Mas empecé a ver que en todas las casas
estaban la Envidia, la Saña, la Ira,
y en todos los rostros ardían las brasas
de odio, de lujuria, de infamia y mentira.
Hermanos a hermanos hacían la guerra,
perdían los débiles, ganaban los malos,
hembra y macho eran como perro y perra,
y un buen día todos me dieron de palos.
Me refería líneas atrás a un caso de
licantropía, y de ello ha dado muchísimas muestras el cine. El inconveniente
desde mi punto de vista es que, en la mayoría de las ocasiones, se ha centrado
tanto en la metamorfosis del hombre lobo, así como en las escenas de ataque,
sangre y terror, que por el camino se ha olvidado de que la mitad de su
denominación genérica es “hombre”. Tal vez el mejor acercamiento a este tema
que haya dado el cine sea el de Terence Fisher, que no en vano hizo una
revisión de todos los mitos del cine de terror, con unos resultados
extraordinarios. El que nos interesa aquí se llama La maldición del hombre lobo, es de 1961 y no se estrenó en España
en su momento porque ¡la acción se desarrollaba en un lugar del norte de
nuestro país!, cosa que a la censura no le debió de hacer mucha gracia; de ahí
que lo nombres de los personajes y de los lugares sean todos españoles.
Al igual que ocurría con una de sus
películas de Drácula, Fisher no muestra la primera transformación hasta casi la
mitad del metraje, porque se ha detenido en una historia de maldad, la del duque
Siniestro (así se llama el villano, por si alguien dudaba de quién es aquí uno
de los seres más crueles de la historia del cine), que encarcela de por vida a
un mendigo y que pretende satisfacer su lujuria con la bella hija del
carcelero, una chica sordomuda a la que, no plegándose a sus libidinosos
deseos, mete en la misma mazmorra que el mendigo, quien, tras años allí ha
perdido su condición humana, la viola.
De ese acto nace un bebé maldito, como vemos ya desde su mismo bautismo, pero
lo importante es que los escasísimos ataques y transformaciones están
plenamente justificados por el guión, y esa vida que siente latir,esa felicidad
en su alma cuando el amor lo toca y rodea lo hace humano y resguarda de su lado
bestial, mientras que la ira, el rencor y el dolor que padece por otros seres
lo lleva a desear la muerte, que vendrá de la mano de su propio padrastro, a
quien ha dado una bala de plata para que lo libre de esos sufrimientos y no volver
a matar. En un campanario tiene lugar la escena final, a la vez que tañen las
campanas, como lo hacían al comienzo de la película; pero lo que entonces
indicaba una boda ahora señala la liberación de un corazón noble cuya ansia de
felicidad choca con la maldad de los hombres. Diríamos que estamos ante uno de
los grandes personajes que el cine ha creado como epítome de un ser romántico,
entendiendo como tal los que vivían y morían en la época del Romanticismo,
claro está, no muy lejos de la criatura creada por el doctor Frankenstein …

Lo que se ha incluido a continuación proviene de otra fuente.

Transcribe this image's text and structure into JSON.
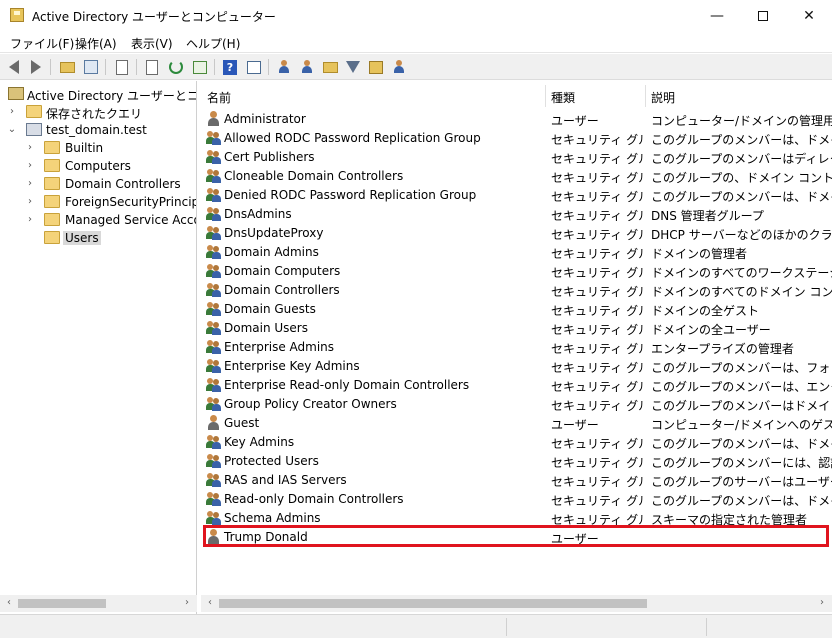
{
  "window": {
    "title": "Active Directory ユーザーとコンピューター",
    "minimize_label": "—",
    "close_label": "✕"
  },
  "menu": [
    "ファイル(F)",
    "操作(A)",
    "表示(V)",
    "ヘルプ(H)"
  ],
  "toolbar": {
    "help_label": "?"
  },
  "tree": {
    "root": "Active Directory ユーザーとコンピューター",
    "saved_queries": "保存されたクエリ",
    "domain": "test_domain.test",
    "children": [
      "Builtin",
      "Computers",
      "Domain Controllers",
      "ForeignSecurityPrincipals",
      "Managed Service Accounts",
      "Users"
    ],
    "selected": "Users"
  },
  "columns": {
    "name": "名前",
    "type": "種類",
    "description": "説明"
  },
  "rows": [
    {
      "name": "Administrator",
      "type": "ユーザー",
      "description": "コンピューター/ドメインの管理用 (ビルトイン アカウント)",
      "icon": "user-icon"
    },
    {
      "name": "Allowed RODC Password Replication Group",
      "type": "セキュリティ グループ",
      "description": "このグループのメンバーは、ドメインのすべての読み取り専用ドメイン コントローラー",
      "icon": "group-icon"
    },
    {
      "name": "Cert Publishers",
      "type": "セキュリティ グループ",
      "description": "このグループのメンバーはディレクトリに証明書を発行できます",
      "icon": "group-icon"
    },
    {
      "name": "Cloneable Domain Controllers",
      "type": "セキュリティ グループ",
      "description": "このグループの、ドメイン コントローラーであるメンバーは複製できます",
      "icon": "group-icon"
    },
    {
      "name": "Denied RODC Password Replication Group",
      "type": "セキュリティ グループ",
      "description": "このグループのメンバーは、ドメインのどの読み取り専用ドメイン コントローラー",
      "icon": "group-icon"
    },
    {
      "name": "DnsAdmins",
      "type": "セキュリティ グループ",
      "description": "DNS 管理者グループ",
      "icon": "group-icon"
    },
    {
      "name": "DnsUpdateProxy",
      "type": "セキュリティ グループ",
      "description": "DHCP サーバーなどのほかのクライアントの代わりに",
      "icon": "group-icon"
    },
    {
      "name": "Domain Admins",
      "type": "セキュリティ グループ",
      "description": "ドメインの管理者",
      "icon": "group-icon"
    },
    {
      "name": "Domain Computers",
      "type": "セキュリティ グループ",
      "description": "ドメインのすべてのワークステーションとサーバー",
      "icon": "group-icon"
    },
    {
      "name": "Domain Controllers",
      "type": "セキュリティ グループ",
      "description": "ドメインのすべてのドメイン コントローラー",
      "icon": "group-icon"
    },
    {
      "name": "Domain Guests",
      "type": "セキュリティ グループ",
      "description": "ドメインの全ゲスト",
      "icon": "group-icon"
    },
    {
      "name": "Domain Users",
      "type": "セキュリティ グループ",
      "description": "ドメインの全ユーザー",
      "icon": "group-icon"
    },
    {
      "name": "Enterprise Admins",
      "type": "セキュリティ グループ",
      "description": "エンタープライズの管理者",
      "icon": "group-icon"
    },
    {
      "name": "Enterprise Key Admins",
      "type": "セキュリティ グループ",
      "description": "このグループのメンバーは、フォレスト内のキー",
      "icon": "group-icon"
    },
    {
      "name": "Enterprise Read-only Domain Controllers",
      "type": "セキュリティ グループ",
      "description": "このグループのメンバーは、エンタープライズの読み取り専用ドメイン",
      "icon": "group-icon"
    },
    {
      "name": "Group Policy Creator Owners",
      "type": "セキュリティ グループ",
      "description": "このグループのメンバーはドメインのグループ ポリシー",
      "icon": "group-icon"
    },
    {
      "name": "Guest",
      "type": "ユーザー",
      "description": "コンピューター/ドメインへのゲスト アクセス用",
      "icon": "user-icon"
    },
    {
      "name": "Key Admins",
      "type": "セキュリティ グループ",
      "description": "このグループのメンバーは、ドメイン内のキー",
      "icon": "group-icon"
    },
    {
      "name": "Protected Users",
      "type": "セキュリティ グループ",
      "description": "このグループのメンバーには、認証セキュリティ",
      "icon": "group-icon"
    },
    {
      "name": "RAS and IAS Servers",
      "type": "セキュリティ グループ",
      "description": "このグループのサーバーはユーザーのリモート アクセス",
      "icon": "group-icon"
    },
    {
      "name": "Read-only Domain Controllers",
      "type": "セキュリティ グループ",
      "description": "このグループのメンバーは、ドメインの読み取り専用",
      "icon": "group-icon"
    },
    {
      "name": "Schema Admins",
      "type": "セキュリティ グループ",
      "description": "スキーマの指定された管理者",
      "icon": "group-icon"
    },
    {
      "name": "Trump Donald",
      "type": "ユーザー",
      "description": "",
      "icon": "user-icon",
      "highlighted": true
    }
  ],
  "colors": {
    "highlight_border": "#e0141e",
    "selection": "#d9d9d9",
    "toolbar_bg": "#f0f0f0"
  }
}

De todas formas, no digamos que no hay
más lobos que los de las películas de licántropos, obviamente - por no hablar de las desdichadas versiones
paródicas, que son muchas-, incluso hay una española con José Luis López
Vázquez haciendo de buhonero epiléptico, y a quien los vecinos creen un hombre
lobo; entre otras cosas porque, por un lado, tenemos muy singulares versiones
de Caperucita Roja, como En compañía de
lobos (1984), donde Neil Jordan llevaba a cabo una suerte de revisión del
famoso cuento, con la diferencia de que aquí el lobo parece ser un hombre lobo
y, de que las connotaciones sexuales que
ya latían en Perrault y los hermanos Grimm son más claras. Por otra parte,
conviene no olvidar la singular versión de hace unos años, en la que la
peculiar jovencita que hacía las veces de Caperucita no es no que no fuera la
víctima, sino que era quien secuestraba al hombre que simbólicamente representaba
al lobo, en un intento de rizar el rizo en la medida de lo posible.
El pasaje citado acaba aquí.